I’ve added a link to each of the corresponding template documentation pages. Please review this and adjust the templates accordingly, the examples below do not include delete protection etc…
VPC & Subnets CloudFormation Example
VPC:
Type: AWS::EC2::VPC
Properties:
CidrBlock: 172.32.0.0/16
EnableDnsSupport: true
EnableDnsHostnames: true
InstanceTenancy: default
SubnetA:
Type: AWS::EC2::Subnet
Properties:
CidrBlock: 172.32.0.0/20
AvailabilityZone: ${ self:provider.region }a
MapPublicIpOnLaunch: true
VpcId:
Ref: VPC
SubnetB:
Type: AWS::EC2::Subnet
Properties:
CidrBlock: 172.32.16.0/20
AvailabilityZone: ${ self:provider.region }b
MapPublicIpOnLaunch: true
VpcId:
Ref: VPC
SubnetC:
Type: AWS::EC2::Subnet
Properties:
CidrBlock: 172.32.32.0/20
AvailabilityZone: ${ self:provider.region }c
MapPublicIpOnLaunch: true
VpcId:
Ref: VPC
Security Group CloudFormation Example
SecurityGroup:
Type: AWS::EC2::SecurityGroup
Properties:
GroupName: ${ self:service }-security-group
SecurityGroupIngress:
- IpProtocol: tcp
FromPort: 3306
ToPort: 3306
VpcId:
Ref: VPC
RDS Subnet Group CloudFormation Example
RDSSubnetGroup:
Type: AWS::RDS::DBSubnetGroup
Properties:
SubnetIds:
- Ref: SubnetA
- Ref: SubnetB
- Ref: SubnetC
Secret Manager Secret CloudFormation Example
AuroraSecret:
Type: AWS::SecretsManager::Secret
Properties:
Name: ${ self:service }-aurora-secret
Description: ${ self:service } serverless aurora secret
GenerateSecretString:
SecretStringTemplate: !Join ['', ['{ "username": "', '${ self:provider.environment.DATABASE_USERNAME }', '" }']]
GenerateStringKey: 'password'
PasswordLength: 30
ExcludeCharacters: '"@/\'
Serverless Aurora Cluster CloudFormation Example
AuroraServerlessPostgresCluster:
Type: AWS::RDS::DBCluster
Properties:
MasterUsername: !Join ['', ['{{resolve:secretsmanager:', !Ref AuroraSecret, ':SecretString:username}}' ]]
MasterUserPassword: !Join ['', ['{{resolve:secretsmanager:', !Ref AuroraSecret, ':SecretString:password}}' ]]

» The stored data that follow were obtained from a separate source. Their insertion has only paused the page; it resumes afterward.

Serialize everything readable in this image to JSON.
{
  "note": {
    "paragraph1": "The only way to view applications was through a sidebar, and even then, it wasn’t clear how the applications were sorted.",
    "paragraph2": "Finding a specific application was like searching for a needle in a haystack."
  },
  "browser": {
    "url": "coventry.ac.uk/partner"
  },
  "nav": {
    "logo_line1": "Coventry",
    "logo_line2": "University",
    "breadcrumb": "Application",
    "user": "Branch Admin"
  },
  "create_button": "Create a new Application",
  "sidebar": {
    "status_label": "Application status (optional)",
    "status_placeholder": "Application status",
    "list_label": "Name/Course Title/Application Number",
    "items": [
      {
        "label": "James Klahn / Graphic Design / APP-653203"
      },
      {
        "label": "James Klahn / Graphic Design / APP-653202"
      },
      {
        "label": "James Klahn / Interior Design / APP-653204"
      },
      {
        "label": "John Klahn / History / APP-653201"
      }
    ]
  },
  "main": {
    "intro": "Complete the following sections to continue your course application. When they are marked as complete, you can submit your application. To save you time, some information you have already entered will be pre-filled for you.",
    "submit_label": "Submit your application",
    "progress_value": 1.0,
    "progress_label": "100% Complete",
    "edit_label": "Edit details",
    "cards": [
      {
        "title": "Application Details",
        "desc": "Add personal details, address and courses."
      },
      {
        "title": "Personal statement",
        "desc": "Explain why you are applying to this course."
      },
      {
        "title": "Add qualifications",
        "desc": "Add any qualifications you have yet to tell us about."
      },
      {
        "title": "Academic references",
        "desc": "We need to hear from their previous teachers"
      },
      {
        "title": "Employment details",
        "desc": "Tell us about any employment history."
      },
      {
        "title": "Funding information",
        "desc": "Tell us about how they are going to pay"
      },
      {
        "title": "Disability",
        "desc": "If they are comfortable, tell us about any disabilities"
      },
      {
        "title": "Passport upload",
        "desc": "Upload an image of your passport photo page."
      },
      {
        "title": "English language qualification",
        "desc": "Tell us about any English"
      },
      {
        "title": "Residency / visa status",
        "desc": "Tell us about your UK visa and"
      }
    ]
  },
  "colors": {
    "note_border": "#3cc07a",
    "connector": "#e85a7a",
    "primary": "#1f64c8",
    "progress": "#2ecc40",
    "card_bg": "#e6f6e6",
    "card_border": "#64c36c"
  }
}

DatabaseName: ${ self:provider.environment.DATABASE_NAME }
Engine: aurora-postgresql
EngineMode: serverless
DBSubnetGroupName:
Ref: RDSSubnetGroup
VpcSecurityGroupIds:
- Fn::GetAtt: SecurityGroup.GroupId
EnableHttpEndpoint: true # Enable the Data API
AuroraServerlessPostgresClusterSecretAttachment:
Type: AWS::SecretsManager::SecretTargetAttachment
Properties:
SecretId: !Ref AuroraSecret
TargetId: !Ref AuroraServerlessPostgresCluster
TargetType: AWS::RDS::DBCluster
For the purposes of this example, I’m assuming that the above templates are defined in separate yaml files.
With that, in your serverless.yml
they would need to be included in resources
section.
resources:
- ${ file(infrastructure/vpc/vpc.yml) }
- ${ file(infrastructure/aurora/subnet-group.yml) }
- ${ file(infrastructure/aurora/security-group.yml) }
- ${ file(infrastructure/aurora/secret.yml) }
- ${ file(infrastructure/aurora/serverless-cluster.yml) }
You will also need to add the relevant IAMRoleStatements for the RDS Data API and the Secrets Manager.
The AWS SDK includes an RDSDataService that can be used to connect to and excute commands to your RDS Instance.
Here’s the Javascript RDSDataService SDK for reference.
https://docs.aws.amazon.com/AWSJavaScriptSDK/latest/AWS/RDSDataService.html
I hope this was helpful, it took me a while to initially figure out.
Thankfully enough the really long wait times is no longer an issue with Lambda as AWS has made some changes under the hood to correct that issue as of November last year if I recall.
I wasn’t aware of this, that’s awesome!
You can see the massive difference that this has made in function execution duration, with it dropping to 933 ms from 14.8 seconds!